The following statistics is displayed in addition to the generic one:
WNodes | The total number of nodes in the world (both enabled and disabled). |
---|---|
WBodies | The total number of bodies in the world. |
WJoints | The total number of joints in the world. |
WSpawn | The time in milliseconds that the engine spends on generating content in procedural nodes (such as grass, clutters, world layers). |
Thread Profiler
The following statistics is displayed in addition to the generic one:
World | The time of asynchronous loading the current queue of nodes in milliseconds. |
---|---|
Sound | The time of asynchronous loading sounds in milliseconds. |
PathFind | The time of asynchronous pathfinding calculations in milliseconds. |
FileSystem | The time of asynchronous loading files in milliseconds. |
Additional Renderer Profiler
The renderer profiler allows to find out what aspects of art content could be optimized to increase the overall performance. However, enabling the renderer profiler incurs a very large overhead and the application runs significantly slower while profiling. The reason for that is that the GPU is synchronized with the CPU to measure how long each rendering task takes.
Counters are hidden in case the renderer option they report statistics on is not used.
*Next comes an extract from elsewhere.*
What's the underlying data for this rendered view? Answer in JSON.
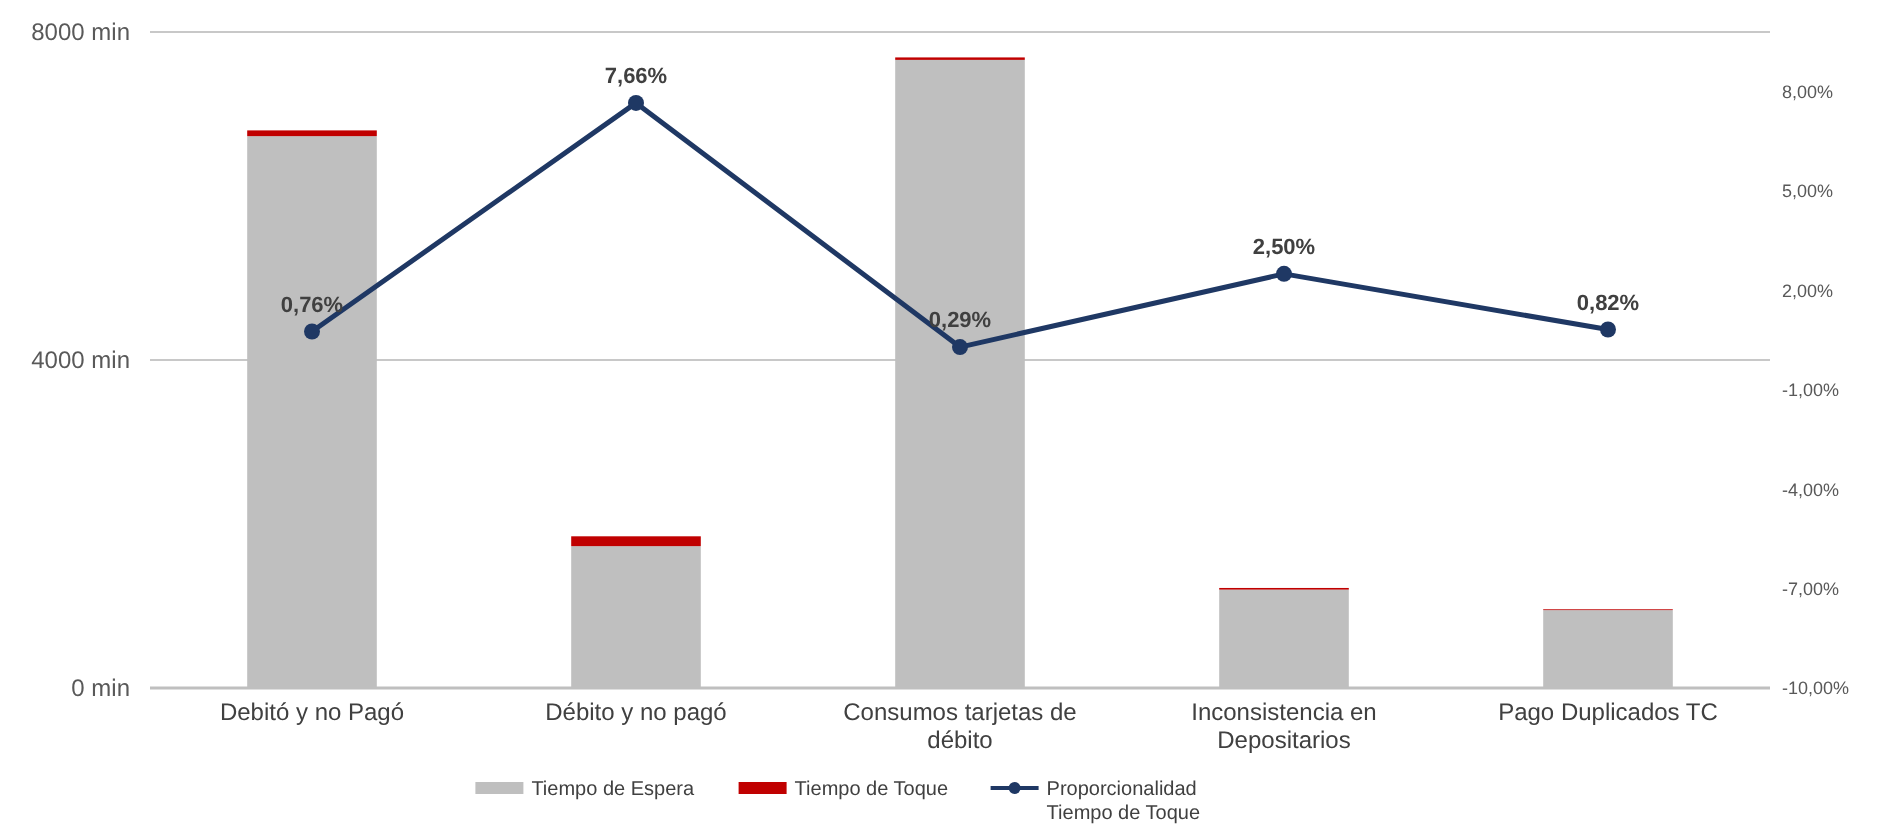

RPIntersection | The time required to go down the BSP tree and cut off all nodes that are currently not visible in the frustum. |
---|---|
RPReflections | The time required to render reflections. |
RPUpdate | The time required to prepare surfaces for rendering. This includes setting alpha-blend fading and tessellation switches. |
RPSort | The time required to sort all polygons to be rendered in the proper order. |
RPDeferred | The duration of the deferred pass. |
RPQueries | The time required to render nodes with Query flag on. |
RPDeferredLight | The duration of the deferred light pass. |
RPOpacityAmbient | The duration of the ambient pass for opaque objects. |
RPOpacityLight | The duration of the light passes for opaque objects. |
RPDecalsAmbient | The duration of the ambient pass for decals. |
RPDecalsLight | The duration of the light passes for decals. |
RPDeferredLightProb | The duration of the pass for rendering the global illumination created with the probe light. |
RPTransparent | The duration of the pass for rendering transparent objects. |
RPScattering | The time required to render light scattering pass. |
RPVolumetric | The time required to render volumetric shadows. |
RPDOF | The time required to render the depth of field effect. |
RPComposite | The time required to compose the final viewport image in the composite shader (before applying postprocesses). |
RPRefraction | The time required to render refractive materials. |
RPOcclusion | The time required to render ambient occlusion and global illumination. |
RPRender | The time required to render Render postprocess materials. |
RPPost | The time required to render Post postprocess materials. |
RPHDR | The time required to render the HDR effect. |
RPGlow | The time required to render the glow effect. |
RPVelocity | The time required to render the velocity buffer with moving physical objects for motion blur. |
RPAuxiliary | The time required to render the auxiliary pass. |
RPShadowWorldIntersection | The time required to find objects that cast shadows from world light sources and that are currently visible in the view frustum. |
RPShadowWorldRender | The time required to render shadow maps from world light sources, if any. |
RPShadowProjIntersection | The time required to find objects that cast shadows from projected light sources and that are currently visible in the view frustum. |
RPShadowProjRender | The time required to render shadow maps from projected light sources, if any. |
RPShadowOnmiIntersection | The time required to find objects that cast shadows from omni light sources and that are currently visible in the view frustum. |
RPShadowOmniRender | The time required to render shadow maps from omni light sources, if any. |